The economics of exchange fits into this in the following way: peasants throughout Bolivia pass through the countryside and observe that certain houses are chullpa wasikuna (tomb houses) and that certain communities are chullpa llahta (tomb communities). They refer to the fact that these places are without inhabitants, much like their ancient shrines (chullpas) to their ancestors, commonly found throughout Bolivia. They believe that anyone digging near a chullpa will die from chullpa usu (polio, or osteomyelitis). Chullpa wasi is the peasants’ term for a “sick house.” It is sick, not because of some intrinsic evil but because it is no longer an exchange unit between the people who inhabit it and the surrounding fields. It is a tomb of what was.
In contrast, sayaña is the Aymara word for house, and it refers to the bedrooms, kitchen, and storage rooms.
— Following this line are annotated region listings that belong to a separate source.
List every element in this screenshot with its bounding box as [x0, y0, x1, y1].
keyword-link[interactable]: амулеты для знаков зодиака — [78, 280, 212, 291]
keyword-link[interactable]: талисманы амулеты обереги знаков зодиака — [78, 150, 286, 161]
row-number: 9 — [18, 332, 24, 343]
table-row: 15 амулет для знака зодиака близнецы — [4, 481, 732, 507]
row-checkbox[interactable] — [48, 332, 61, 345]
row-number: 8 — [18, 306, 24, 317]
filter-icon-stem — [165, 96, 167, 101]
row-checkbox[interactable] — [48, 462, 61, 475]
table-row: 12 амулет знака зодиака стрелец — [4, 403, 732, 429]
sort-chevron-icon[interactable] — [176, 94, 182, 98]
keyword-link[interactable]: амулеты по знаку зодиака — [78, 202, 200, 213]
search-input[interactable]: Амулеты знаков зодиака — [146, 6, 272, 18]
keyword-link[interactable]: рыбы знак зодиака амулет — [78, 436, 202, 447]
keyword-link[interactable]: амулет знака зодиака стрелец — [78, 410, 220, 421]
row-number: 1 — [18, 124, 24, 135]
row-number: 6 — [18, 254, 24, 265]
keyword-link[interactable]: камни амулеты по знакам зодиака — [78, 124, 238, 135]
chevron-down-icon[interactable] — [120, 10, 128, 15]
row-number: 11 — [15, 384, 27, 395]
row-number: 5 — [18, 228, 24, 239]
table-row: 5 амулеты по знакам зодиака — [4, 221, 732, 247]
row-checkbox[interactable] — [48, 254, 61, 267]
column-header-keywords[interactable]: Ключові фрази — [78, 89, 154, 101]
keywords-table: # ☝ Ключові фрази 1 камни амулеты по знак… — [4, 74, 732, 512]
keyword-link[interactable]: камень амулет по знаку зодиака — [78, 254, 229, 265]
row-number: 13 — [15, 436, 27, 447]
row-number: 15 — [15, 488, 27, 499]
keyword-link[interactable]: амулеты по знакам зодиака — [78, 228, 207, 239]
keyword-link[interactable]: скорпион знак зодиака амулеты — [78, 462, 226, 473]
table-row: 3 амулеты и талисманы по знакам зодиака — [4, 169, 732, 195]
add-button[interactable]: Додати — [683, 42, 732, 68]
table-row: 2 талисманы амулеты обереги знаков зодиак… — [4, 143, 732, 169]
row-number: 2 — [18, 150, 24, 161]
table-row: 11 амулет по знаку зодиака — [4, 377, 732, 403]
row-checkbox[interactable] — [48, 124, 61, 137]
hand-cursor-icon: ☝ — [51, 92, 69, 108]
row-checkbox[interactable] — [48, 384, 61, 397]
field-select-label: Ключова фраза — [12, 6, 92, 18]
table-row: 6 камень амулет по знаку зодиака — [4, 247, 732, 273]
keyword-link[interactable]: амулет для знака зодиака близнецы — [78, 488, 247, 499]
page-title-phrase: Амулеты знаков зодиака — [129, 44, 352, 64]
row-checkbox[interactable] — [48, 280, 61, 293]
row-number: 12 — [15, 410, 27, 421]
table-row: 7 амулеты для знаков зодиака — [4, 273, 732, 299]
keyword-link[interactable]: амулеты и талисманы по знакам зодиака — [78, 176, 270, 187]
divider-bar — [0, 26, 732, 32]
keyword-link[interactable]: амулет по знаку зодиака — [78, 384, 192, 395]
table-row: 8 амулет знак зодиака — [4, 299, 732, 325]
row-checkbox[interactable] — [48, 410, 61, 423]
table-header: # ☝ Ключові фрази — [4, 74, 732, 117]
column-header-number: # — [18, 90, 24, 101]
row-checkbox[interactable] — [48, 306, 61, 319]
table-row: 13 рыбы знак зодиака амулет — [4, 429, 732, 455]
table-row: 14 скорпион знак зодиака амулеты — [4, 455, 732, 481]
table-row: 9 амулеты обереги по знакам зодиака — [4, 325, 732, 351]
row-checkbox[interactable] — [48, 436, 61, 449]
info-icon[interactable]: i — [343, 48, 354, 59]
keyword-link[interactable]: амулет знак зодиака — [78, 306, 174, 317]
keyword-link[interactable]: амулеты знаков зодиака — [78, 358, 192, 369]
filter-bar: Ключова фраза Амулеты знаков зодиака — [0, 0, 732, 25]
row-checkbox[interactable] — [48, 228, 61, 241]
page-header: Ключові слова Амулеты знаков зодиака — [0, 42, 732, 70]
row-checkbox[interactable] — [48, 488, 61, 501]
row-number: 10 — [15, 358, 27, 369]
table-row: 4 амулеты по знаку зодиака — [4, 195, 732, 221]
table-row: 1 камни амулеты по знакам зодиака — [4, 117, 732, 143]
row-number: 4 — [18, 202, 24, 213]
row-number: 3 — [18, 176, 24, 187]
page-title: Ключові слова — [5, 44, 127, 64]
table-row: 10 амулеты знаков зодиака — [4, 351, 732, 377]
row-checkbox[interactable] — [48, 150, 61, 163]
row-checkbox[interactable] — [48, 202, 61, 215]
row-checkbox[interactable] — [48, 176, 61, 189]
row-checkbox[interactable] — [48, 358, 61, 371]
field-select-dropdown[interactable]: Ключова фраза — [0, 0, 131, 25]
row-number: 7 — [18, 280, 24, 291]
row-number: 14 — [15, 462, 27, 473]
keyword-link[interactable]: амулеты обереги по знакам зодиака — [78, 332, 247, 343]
It includes family members, alpacas, llamas, sheep, pigs, guinea pigs, and chickens. It contains the surrounding gardens and plots in the qhapanas (large fields). It includes the above sacred connotations and is considered a shrine. Pablo Regalsky graphically described this concept among the Quechua of Raqaypampa. After the harvest, the house is completely covered with corn so that it is symbolically no longer a building but a pile of corn. The Andean house is continually transformed by the cycle of activities surrounding it.
Sayaña is also founded on ayni and turqasiña, which are expressed in the ritual/work of thatching houses. These important Andean economic structures of the sayaña could be incorporated into hous
ing-improvement projects to lower costs, increase community participation, and ensure continuity. Community members participate in a system of work exchange, aynisiña, and resource exchange, turqasiña.
Aynisiña is a basic Andean institution wherein peasants set up a system of mutual aid regarding work tasks. For example, someone helps another person thatch his roof; the recipient or his children now owe the helper an ayni for roof thatching or an equivalent task, due at some future time. A local health worker may donate a week at a training course or spray insecticides for a week. In exchange, members of the community owe the health worker an equivalency of work, such as herding the health worker’s sheep or plowing a field.
Community health workers used ayni during the drought in Bolivia between 1982 and 1984 when they encouraged labor exchanges and cooperation in the communities of the Altiplano to prevent the hoarding of water as well as other conflicts (Bastien 1992). They coordinated the activities of digging wells, routing water, and building irrigation canals. One creative way they used ayni was to have the family of a treated sick person do some public-health service, such as building a latrine or digging a sewage ditch, in return for treatment provided by the local health worker.